C. Faktor predisposisi dan pencetus
1. Umur (yang terlalu tua atau terlalu muda pada saat melahirkan),
2. Paritas (Multi para atau grandemulti),
3. Partus lama, obstetri oprastif dan narkose,
4. Uterus terlalu tegang dan besar,
5. Kelainan pada uterus (myoma uteri),
6. Sosek yang kurang yang dapat menyebabkan malnutrisi.

D. Patofisiologi
Dalam persalinan pembuluh darah yang ada di uterus melebar untuk meningkatkan sirkulasi kesana, atonia uteri dan subinvolusi uterus menyebabkan kontraksi uterus menurun sehingga pembuluh darah-pembuluh darah yang melebar tadi tidak menutup sempurna sehingga perdarahan terjadi terus menerus. Trauma jalan lahir seperti episiotomi yang lebar, laserasi perineum, dan ruptur uteri juga menyebabkan perdarahan karena terbukanya pembuluh darah, penyakit darah pada ibu, misalnya afibrinogemia karena tidak ada atau kurangnya fibrin untuk membantu proses pembekuan darah juga merupakan penyebab dari perdarahan postpartum. Perdarahan yang sulit dihentikan bisa mendorong pada keadaan shock hemoragik.

E. Tanda dan Gejala
1. Perdarahan yang lebih dari 500-600 cc,
2. Kontraksi uterus lemah, uterus lembek (boggy),
3. Sub involusi (fundus uteri naik),
4. Muka pucat/ anemis.
Atonia uteri
1. Gejala klinis berdasarkan penyebab :
• Gejala yang selalu ada : uterus tidak berkontraksi dan lembek dan perdarahan segera setyelah anak lahir (perdarahan post partum primer)
• Gejala yang kadang timbul : Syok (tekanan darah rendah, denyut nadi cepat dan kecil, extremitas dingin, gelisah, mual,dll)
2. Trauma jalan lahir
• Gejala yang selalu ada : perdarahan segera, darah segar mengalir segera setelah bayi lahir, kontraksi uterus baik, plasenta baik.
• Gejala yang kadang timbul : pucat, lemah, mengggigil.
3. Retensio placenta
• Gejala yang selalu ada : placenta belum lahir setelah 30 menit, perdarahan segera, kontraksi uterus baik.
• Gejala yang kadang timbul : tali pusat putus akibat traksi yang berlebihan, inversi uteri akibat tarikan, perdarahan lanjutan.
4. Retensio placenta
• Gejala yang selalu ada : placenta atau sebagian selaput (mengandung pembuluh darah) tidak lengkap dan perdarahan segera.
• Gejala yang kadang timbul : uterus berkontraksi baik tetapi tinggi fundus tidak berkurang.
5. Inversio uterus
• Gejala yang selalu ada : uterus tidak teraba, lumen vagina terisi massa, tampak tali pusat (jika placenta belum lahir), perdarahan segera, dan nyeri sedikit atau berat.
• Gejala yang kadang timbul : syok neurogenik dan pucat

F. Komplikasi
- Syok haemoragik

G. Prognosis
Angka kematian ibu mencapai 7,9 % (Mochtar.
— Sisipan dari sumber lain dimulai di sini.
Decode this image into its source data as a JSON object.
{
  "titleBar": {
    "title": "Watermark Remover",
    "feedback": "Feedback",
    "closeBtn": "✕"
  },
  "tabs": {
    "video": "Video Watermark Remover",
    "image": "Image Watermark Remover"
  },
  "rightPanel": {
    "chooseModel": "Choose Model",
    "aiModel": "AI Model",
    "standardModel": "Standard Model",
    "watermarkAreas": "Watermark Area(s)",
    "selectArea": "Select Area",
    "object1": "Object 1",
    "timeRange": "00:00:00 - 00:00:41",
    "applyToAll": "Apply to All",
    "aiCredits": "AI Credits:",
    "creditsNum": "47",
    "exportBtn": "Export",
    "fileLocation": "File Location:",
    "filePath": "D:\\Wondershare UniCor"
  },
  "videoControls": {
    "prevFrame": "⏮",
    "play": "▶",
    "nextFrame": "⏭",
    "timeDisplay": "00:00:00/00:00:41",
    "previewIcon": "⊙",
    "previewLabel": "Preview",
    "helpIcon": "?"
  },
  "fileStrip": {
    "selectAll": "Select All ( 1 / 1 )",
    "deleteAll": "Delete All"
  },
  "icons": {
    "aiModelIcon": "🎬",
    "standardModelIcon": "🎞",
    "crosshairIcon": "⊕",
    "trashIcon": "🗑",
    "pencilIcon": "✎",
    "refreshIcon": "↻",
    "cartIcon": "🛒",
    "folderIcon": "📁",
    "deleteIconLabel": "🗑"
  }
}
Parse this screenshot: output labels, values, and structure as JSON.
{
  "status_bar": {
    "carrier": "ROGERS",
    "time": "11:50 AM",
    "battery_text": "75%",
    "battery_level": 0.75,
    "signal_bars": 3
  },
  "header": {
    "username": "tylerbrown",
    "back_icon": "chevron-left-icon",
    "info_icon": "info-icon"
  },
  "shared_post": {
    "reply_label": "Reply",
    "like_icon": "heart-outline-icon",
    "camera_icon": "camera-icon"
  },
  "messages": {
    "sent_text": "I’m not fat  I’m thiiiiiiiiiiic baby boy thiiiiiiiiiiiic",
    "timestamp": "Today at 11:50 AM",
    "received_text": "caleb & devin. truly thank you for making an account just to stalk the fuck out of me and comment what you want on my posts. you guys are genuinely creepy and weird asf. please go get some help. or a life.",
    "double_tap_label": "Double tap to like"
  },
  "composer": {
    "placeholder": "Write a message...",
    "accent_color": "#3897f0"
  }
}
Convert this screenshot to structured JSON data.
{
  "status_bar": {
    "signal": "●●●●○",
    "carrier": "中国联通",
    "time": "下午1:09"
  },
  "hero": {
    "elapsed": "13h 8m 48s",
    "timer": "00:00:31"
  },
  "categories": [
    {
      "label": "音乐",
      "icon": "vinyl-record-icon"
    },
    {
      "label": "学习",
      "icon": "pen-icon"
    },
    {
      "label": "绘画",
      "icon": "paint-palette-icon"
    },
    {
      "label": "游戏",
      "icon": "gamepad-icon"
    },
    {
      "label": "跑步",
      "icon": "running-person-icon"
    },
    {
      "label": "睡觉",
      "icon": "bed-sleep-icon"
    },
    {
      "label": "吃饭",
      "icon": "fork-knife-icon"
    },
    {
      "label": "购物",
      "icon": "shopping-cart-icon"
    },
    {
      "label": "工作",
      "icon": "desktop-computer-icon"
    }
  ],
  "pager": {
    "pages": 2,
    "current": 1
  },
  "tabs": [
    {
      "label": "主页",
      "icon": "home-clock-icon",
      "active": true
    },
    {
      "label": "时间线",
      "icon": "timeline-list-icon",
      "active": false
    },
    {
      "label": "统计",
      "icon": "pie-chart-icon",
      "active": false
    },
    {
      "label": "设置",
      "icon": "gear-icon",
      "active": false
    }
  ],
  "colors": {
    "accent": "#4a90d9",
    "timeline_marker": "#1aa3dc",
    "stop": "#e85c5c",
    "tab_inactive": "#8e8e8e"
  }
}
R), dan menurut Wignyosastro angka kematian ibu mencapai 1,8-4,5% dari kasus yang ada.

H. Pathway keperawatan
Perdarahan terjadi karena pembuluh darah didalam uterus masih terbuka. Pelepasan plasenta memutuskan pembuluh darah dalam stratum spongiosum sehingga sinus-sinus maternalis ditempat insersinya plasenta terbuka. Pada waktu uterus berkontraksi, pembuluh darah yang terbuka tersebut akan menutup, kemudian pembuluh darah tersumbat oleh bekuan darah sehingga perdarahan akan terhenti. Adanya gangguan retraksi dan kontraksi otot uterus, akan menghamnbat penutupan pembuluh darah dan menyebabkan perdarahan yang banyak. Keadaan demikian menjadi fakrtor utama penyebab perdarahan pasca persalinan. Perlukaan yang luas akan menambah perdarahan seperti robekan sevik, vagina dan perineum.
I. Penatalaksanaan medis dan keperawatan
Penatalaksanaan medis
Penatalaksanaan
Secara umum untuk kasus perdarahan adalah:
1. Hentikan perdarahan.
2. Cegah terjadinya syock.
3. Ganti darah yang hilang.

Penatalaksanaan khusus:
1. Tahap I (perdarahan yang tidak terlalu banyak):
Berikan uterotonika, urut/ massage pada rahim, pasang gurita.
2. Tahap II (perdarahan lebih banyak):
Lakukan penggantian cairan (transfusi atau infus), prasat atau manuver (Zangemeister, frits), kompresi bimanual, kompresi aorta, tamponade uterovaginal, menjepit arteri uterina.
3. Bila semua tindakan diatas tidak menolong:
Ligasi arteria hipogastrika, histerekstomi.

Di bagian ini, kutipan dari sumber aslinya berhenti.